Three further config-validation gaps filed upstream and still open. --num-gpu-blocks-override 0
is accepted but fails engine init with a bare
AssertionError
in BlockPool.__init__
(issue #43842);
--max-logprobs
and --long-prefill-token-threshold
both silently accept negative values
(issue #43985).
Each carries a reproducing witness and a proposed
Field
constraint mirroring the PR #43794 fix.
Honest scoping, backed by reachability proofs. Two further
candidates, a non-power-of-two
--block-size
and a negative
--kv-cache-memory-bytes,
were investigated and shown not to be live bugs, caught by existing
guards before any crash site. A negative
max_num_scheduled_tokens
defect is real but programmatic-only, not reachable from the CLI
(issue #44123),
and an unguarded division in
get_num_blocks
was shown unreachable from normal invocation. We report each of these as a
non-finding rather than padding the count.

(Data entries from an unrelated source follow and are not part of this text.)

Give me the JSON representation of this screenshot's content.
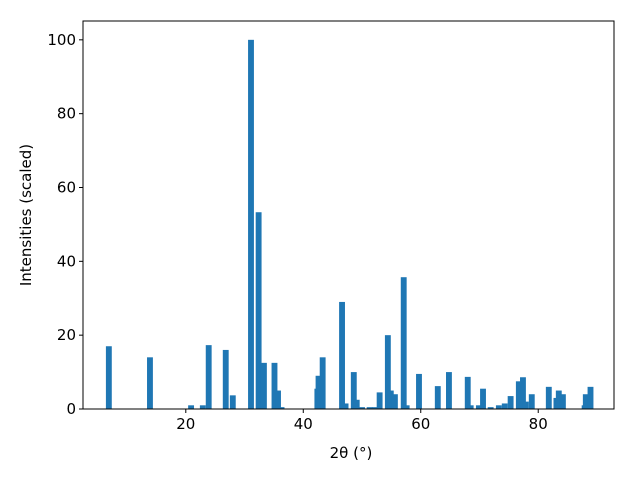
{
  "chart_data": {
    "type": "bar",
    "xlabel": "2θ (°)",
    "ylabel": "Intensities (scaled)",
    "color": "#1f77b4",
    "bar_width": 1,
    "x": [
      6.9,
      13.9,
      20.9,
      22.9,
      23.9,
      26.8,
      28,
      31.1,
      32.4,
      33.3,
      35.1,
      35.7,
      36.3,
      42.4,
      42.6,
      43.3,
      46.6,
      47.2,
      48.6,
      49.1,
      50,
      51.3,
      52.2,
      53,
      54.4,
      54.9,
      55.6,
      57.1,
      57.6,
      59.7,
      62.9,
      64.8,
      68,
      68.5,
      69.9,
      70.6,
      71.9,
      73.3,
      74.3,
      75.3,
      76.7,
      77.4,
      77.9,
      78.9,
      81.8,
      83.1,
      83.5,
      84.2,
      87.9,
      88.1,
      88.9
    ],
    "values": [
      17,
      14,
      1,
      1,
      17.3,
      16,
      3.7,
      100,
      53.3,
      12.5,
      12.5,
      5,
      0.5,
      5.5,
      9,
      14,
      29,
      1.5,
      10,
      2.5,
      0.5,
      0.5,
      0.5,
      4.5,
      20,
      5,
      4,
      35.7,
      1,
      9.5,
      6.2,
      10,
      8.7,
      1,
      1,
      5.5,
      0.5,
      1,
      1.5,
      3.5,
      7.5,
      8.6,
      2,
      4,
      6,
      3,
      5,
      4,
      1,
      4,
      6
    ],
    "xlim": [
      2.5,
      92.9
    ],
    "ylim": [
      0,
      105.1
    ],
    "xticks": [
      20,
      40,
      60,
      80
    ],
    "yticks": [
      0,
      20,
      40,
      60,
      80,
      100
    ]
  }
}
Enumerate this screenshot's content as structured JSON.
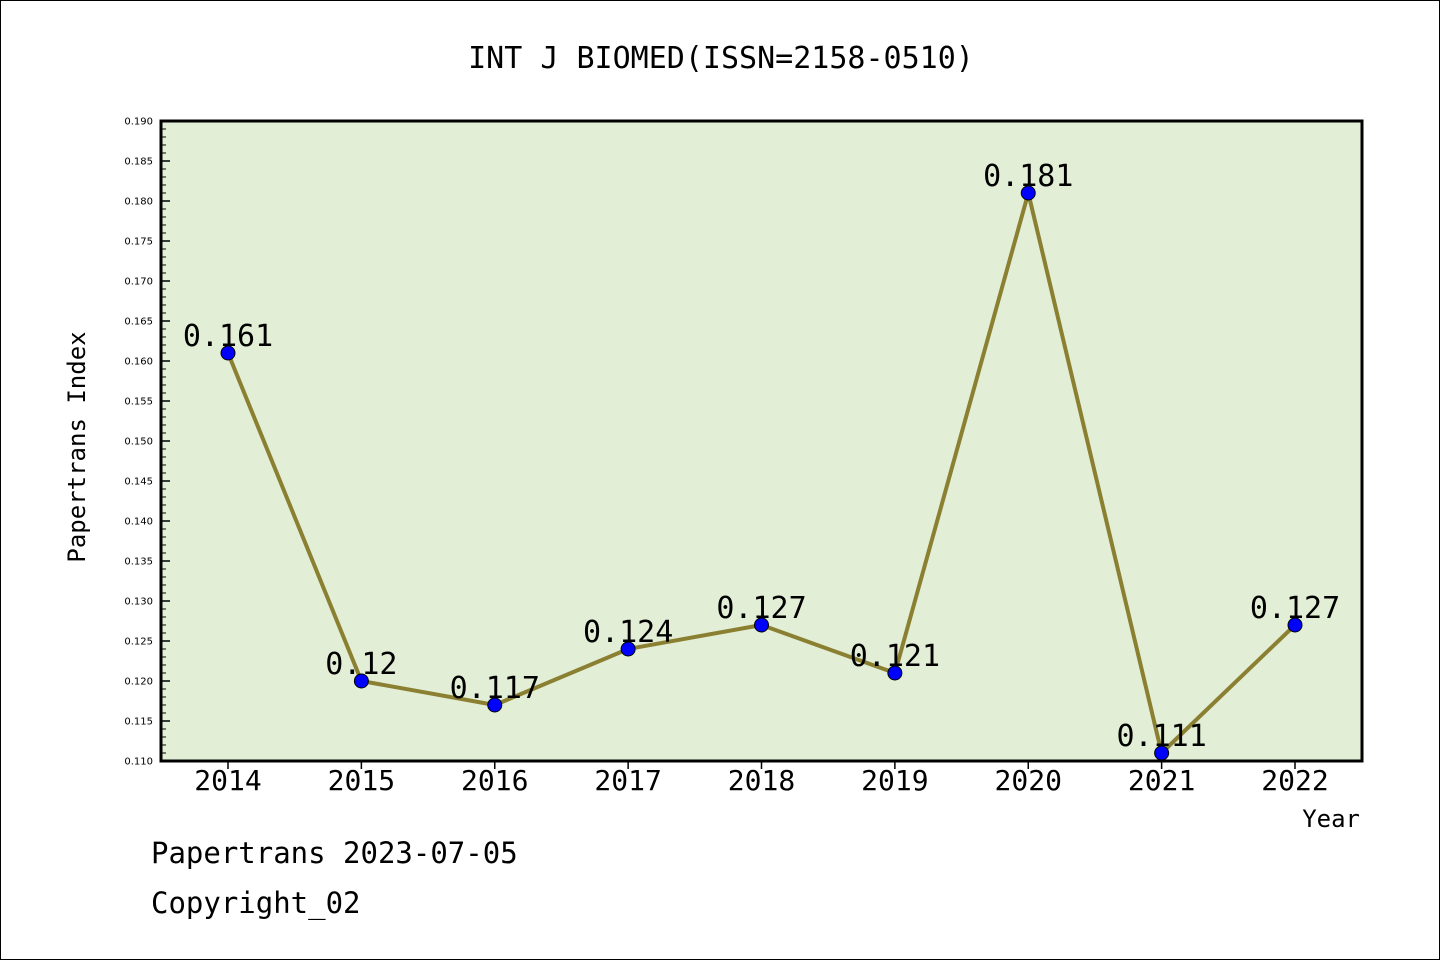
{
  "chart_data": {
    "type": "line",
    "title": "INT J BIOMED(ISSN=2158-0510)",
    "xlabel": "Year",
    "ylabel": "Papertrans Index",
    "categories": [
      "2014",
      "2015",
      "2016",
      "2017",
      "2018",
      "2019",
      "2020",
      "2021",
      "2022"
    ],
    "series": [
      {
        "values": [
          0.161,
          0.12,
          0.117,
          0.124,
          0.127,
          0.121,
          0.181,
          0.111,
          0.127
        ],
        "labels": [
          "0.161",
          "0.12",
          "0.117",
          "0.124",
          "0.127",
          "0.121",
          "0.181",
          "0.111",
          "0.127"
        ]
      }
    ],
    "ylim": [
      0.11,
      0.19
    ],
    "yticks": [
      "0.110",
      "0.115",
      "0.120",
      "0.125",
      "0.130",
      "0.135",
      "0.140",
      "0.145",
      "0.150",
      "0.155",
      "0.160",
      "0.165",
      "0.170",
      "0.175",
      "0.180",
      "0.185",
      "0.190"
    ],
    "grid": false,
    "legend": "none",
    "colors": {
      "plot_background": "#e2efd6",
      "line": "#8b8032",
      "marker": "#0000ff",
      "frame": "#000000"
    }
  },
  "footer": {
    "line1": "Papertrans 2023-07-05",
    "line2": "Copyright_02"
  }
}
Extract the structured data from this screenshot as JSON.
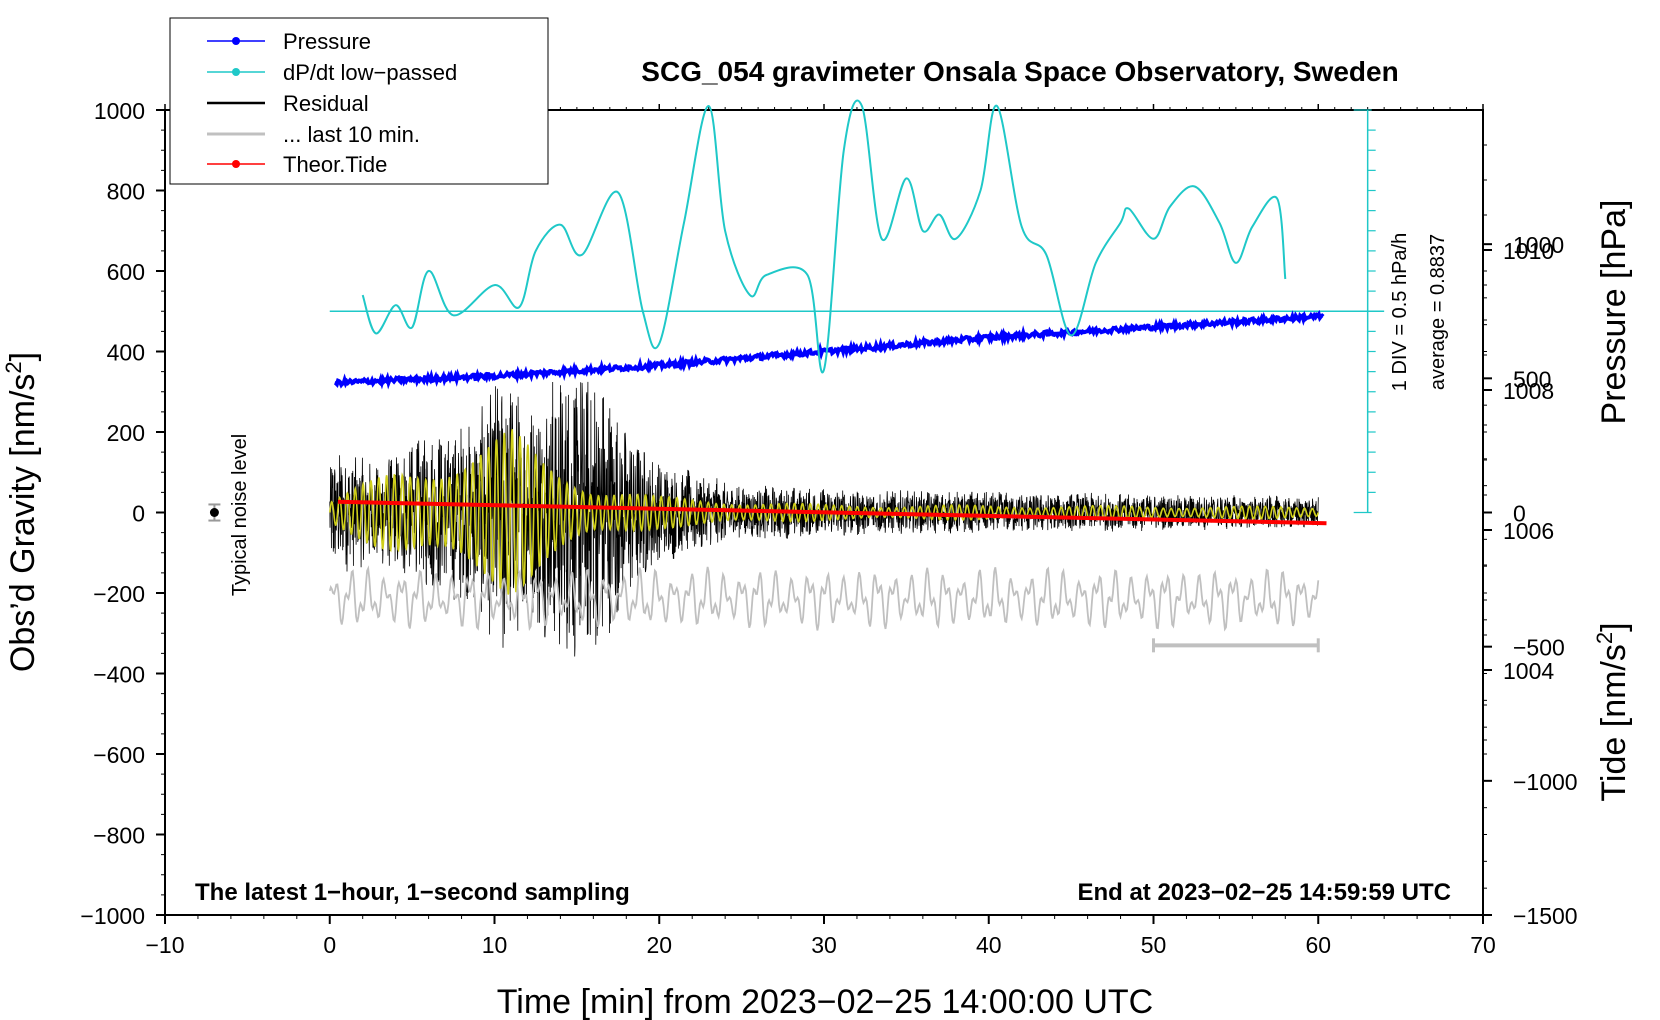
{
  "chart_data": {
    "type": "line",
    "title": "SCG_054 gravimeter Onsala Space Observatory, Sweden",
    "xlabel": "Time [min] from 2023−02−25 14:00:00 UTC",
    "ylabel_left_main": "Obs’d Gravity [nm/s",
    "ylabel_left_sup": "2",
    "ylabel_left_end": "]",
    "ylabel_right_pressure": "Pressure [hPa]",
    "ylabel_right_tide_main": "Tide [nm/s",
    "ylabel_right_tide_sup": "2",
    "ylabel_right_tide_end": "]",
    "xlim": [
      -10,
      70
    ],
    "ylim_gravity": [
      -1000,
      1000
    ],
    "ylim_pressure": [
      1000.5,
      1012.0
    ],
    "ylim_tide": [
      -1500,
      1500
    ],
    "x_ticks": [
      "−10",
      "0",
      "10",
      "20",
      "30",
      "40",
      "50",
      "60",
      "70"
    ],
    "x_tick_values": [
      -10,
      0,
      10,
      20,
      30,
      40,
      50,
      60,
      70
    ],
    "y_ticks_gravity": [
      "1000",
      "800",
      "600",
      "400",
      "200",
      "0",
      "−200",
      "−400",
      "−600",
      "−800",
      "−1000"
    ],
    "y_tick_values_gravity": [
      1000,
      800,
      600,
      400,
      200,
      0,
      -200,
      -400,
      -600,
      -800,
      -1000
    ],
    "y_ticks_pressure": [
      "1010",
      "1008",
      "1006",
      "1004"
    ],
    "y_tick_values_pressure": [
      1010,
      1008,
      1006,
      1004
    ],
    "y_ticks_tide": [
      "1000",
      "500",
      "0",
      "−500",
      "−1000",
      "−1500"
    ],
    "y_tick_values_tide": [
      1000,
      500,
      0,
      -500,
      -1000,
      -1500
    ],
    "legend": [
      {
        "label": "Pressure",
        "color": "#0000ff",
        "marker": true
      },
      {
        "label": "dP/dt low−passed",
        "color": "#1fc8c8",
        "marker": true
      },
      {
        "label": "Residual",
        "color": "#000000",
        "marker": false
      },
      {
        "label": "... last 10 min.",
        "color": "#c0c0c0",
        "marker": false
      },
      {
        "label": "Theor.Tide",
        "color": "#ff0000",
        "marker": true
      }
    ],
    "legend_position": "top-left",
    "annotations": {
      "bottom_left": "The latest 1−hour, 1−second sampling",
      "bottom_right": "End at 2023−02−25 14:59:59 UTC",
      "noise_label": "Typical noise level",
      "div_label": "1 DIV = 0.5 hPa/h",
      "average_label": "average = 0.8837"
    },
    "noise_marker": {
      "x": -7,
      "y": 0,
      "err": 20
    },
    "dpdt_zero_line_gravity": 500,
    "dpdt_scale_bar": {
      "x": 63,
      "y_top": 1000,
      "y_bottom": 0,
      "tick_step": 50
    },
    "last10_bar": {
      "x_start": 50,
      "x_end": 60,
      "y_gravity": -330
    },
    "series": [
      {
        "name": "Pressure",
        "color": "#0000ff",
        "axis": "pressure",
        "x": [
          0,
          10,
          20,
          30,
          40,
          50,
          60
        ],
        "values": [
          1008.1,
          1008.2,
          1008.35,
          1008.55,
          1008.75,
          1008.9,
          1009.05
        ]
      },
      {
        "name": "dP/dt low-passed",
        "color": "#1fc8c8",
        "axis": "gravity",
        "x": [
          2,
          2.8,
          4,
          5,
          6,
          7.5,
          10,
          11.5,
          12.5,
          14,
          15.3,
          17.5,
          19,
          20,
          21.5,
          23,
          24,
          25.5,
          26.5,
          29,
          30,
          31.2,
          32.3,
          33.5,
          35,
          36,
          37,
          38,
          39.5,
          40.5,
          42,
          43.5,
          45,
          46.5,
          48,
          48.5,
          50,
          51,
          52.5,
          54,
          55,
          56,
          57.5,
          58
        ],
        "values": [
          540,
          445,
          515,
          460,
          600,
          490,
          565,
          510,
          650,
          715,
          640,
          795,
          500,
          420,
          720,
          1010,
          700,
          540,
          590,
          590,
          355,
          900,
          1010,
          680,
          830,
          700,
          740,
          680,
          800,
          1010,
          710,
          640,
          440,
          620,
          720,
          755,
          680,
          760,
          810,
          720,
          620,
          710,
          780,
          580
        ]
      },
      {
        "name": "Residual",
        "color": "#000000",
        "axis": "gravity",
        "x_range": [
          0,
          60
        ],
        "envelope": [
          [
            0,
            160
          ],
          [
            3,
            130
          ],
          [
            6,
            200
          ],
          [
            9,
            240
          ],
          [
            10.5,
            390
          ],
          [
            12,
            260
          ],
          [
            13.5,
            360
          ],
          [
            16,
            380
          ],
          [
            18,
            220
          ],
          [
            20,
            130
          ],
          [
            25,
            70
          ],
          [
            35,
            55
          ],
          [
            45,
            50
          ],
          [
            60,
            40
          ]
        ]
      },
      {
        "name": "Filtered residual",
        "color": "#cfcf1a",
        "axis": "gravity",
        "x_range": [
          0,
          60
        ],
        "envelope": [
          [
            0,
            30
          ],
          [
            4,
            110
          ],
          [
            8,
            150
          ],
          [
            11,
            210
          ],
          [
            13,
            140
          ],
          [
            16,
            70
          ],
          [
            20,
            40
          ],
          [
            30,
            20
          ],
          [
            60,
            15
          ]
        ]
      },
      {
        "name": "Theor.Tide",
        "color": "#ff0000",
        "axis": "tide",
        "x": [
          0.5,
          60.5
        ],
        "values": [
          40,
          -40
        ]
      },
      {
        "name": "... last 10 min.",
        "color": "#c0c0c0",
        "axis": "tide",
        "x_range": [
          0,
          60
        ],
        "center": -320,
        "amplitude": 120
      }
    ]
  }
}
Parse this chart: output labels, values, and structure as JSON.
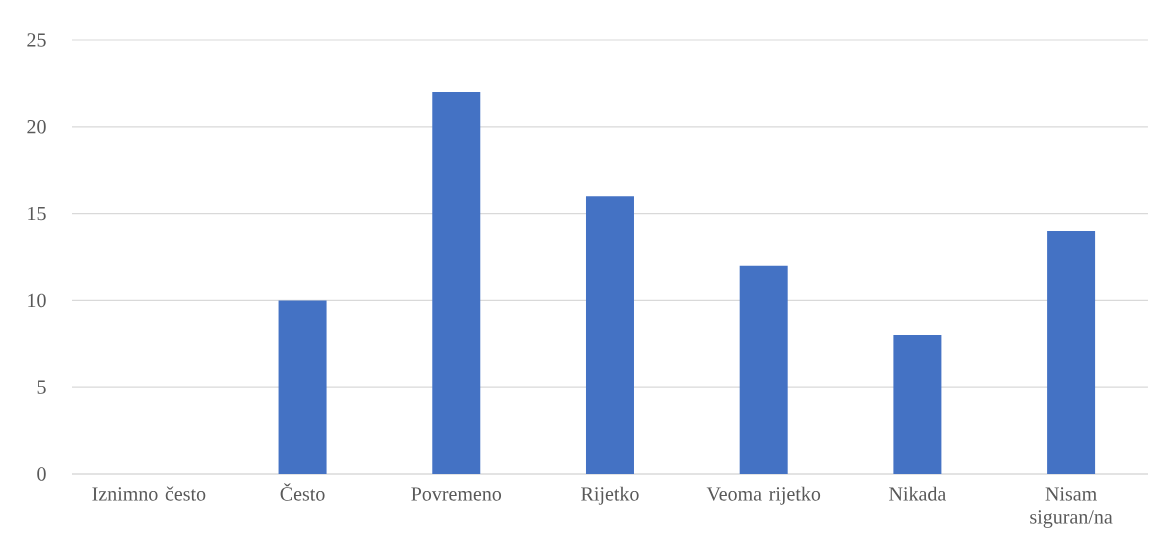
{
  "chart_data": {
    "type": "bar",
    "categories": [
      "Iznimno često",
      "Često",
      "Povremeno",
      "Rijetko",
      "Veoma rijetko",
      "Nikada",
      "Nisam siguran/na"
    ],
    "values": [
      0,
      10,
      22,
      16,
      12,
      8,
      14
    ],
    "color": "#4472c4",
    "ylim": [
      0,
      25
    ],
    "yticks": [
      0,
      5,
      10,
      15,
      20,
      25
    ],
    "grid": "y"
  }
}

Three ESBMC Python-frontend issues filed
(#4926,
#4909,
#4756)
in the course of the PoC, the verification work feeding directly back into the
open-source tooling that made it possible.
What this means
The configuration arithmetic of a production AI-inference engine is amenable to bounded model checking with ESBMC's Python frontend, at developer-laptop speeds and with no GPU or model in the loop. For teams operating or extending vLLM, the payoff is that a class of "accepted-then-crashes-later" misconfiguration bugs can be turned into fast, deterministic checks, and, as PR #43794 shows, into fixes the upstream project is willing to merge.
References
- lucasccordeiro/vllm, public PoC repository (harness, witnesses, tiered targets, findings report). github.com/lucasccordeiro/vllm
- vllm-project/vllm PR #43794, "Validate against some config fields being set to 0" (merged); fixes the three division-by-zero crashes. github.com/vllm-project/vllm/pull/43794
-
vllm-project/vllm issue #43496,
--block-size 0ZeroDivisionError (closed by PR #43794). github.com/vllm-project/vllm/issues/43496 -
vllm-project/vllm issue #43842,
--num-gpu-blocks-override 0silently accepted (open). github.com/vllm-project/vllm/issues/43842 -
vllm-project/vllm issue #43985,
--max-logprobsand--long-prefill-token-thresholdaccept negative values (open). github.com/vllm-project/vllm/issues/43985 - ESBMC, open-source bounded model checker, with the Python frontend used in this PoC. github.com/esbmc/esbmc
Note. This page describes an independent, reproducible proof-of-concept published by CRC's founder and ESBMC creator and lead developer, Prof. Lucas Cordeiro (University of Manchester). CRC Ltd is not in a commercial partnership with the vLLM project, and the PoC was not commissioned by it; all reports and fixes went through vLLM's public issue tracker and pull requests. The harness is open source; every finding, witness and non-finding, including the three fixes merged in PR #43794 and the candidates shown not to be live bugs, is reproducible from the public repository.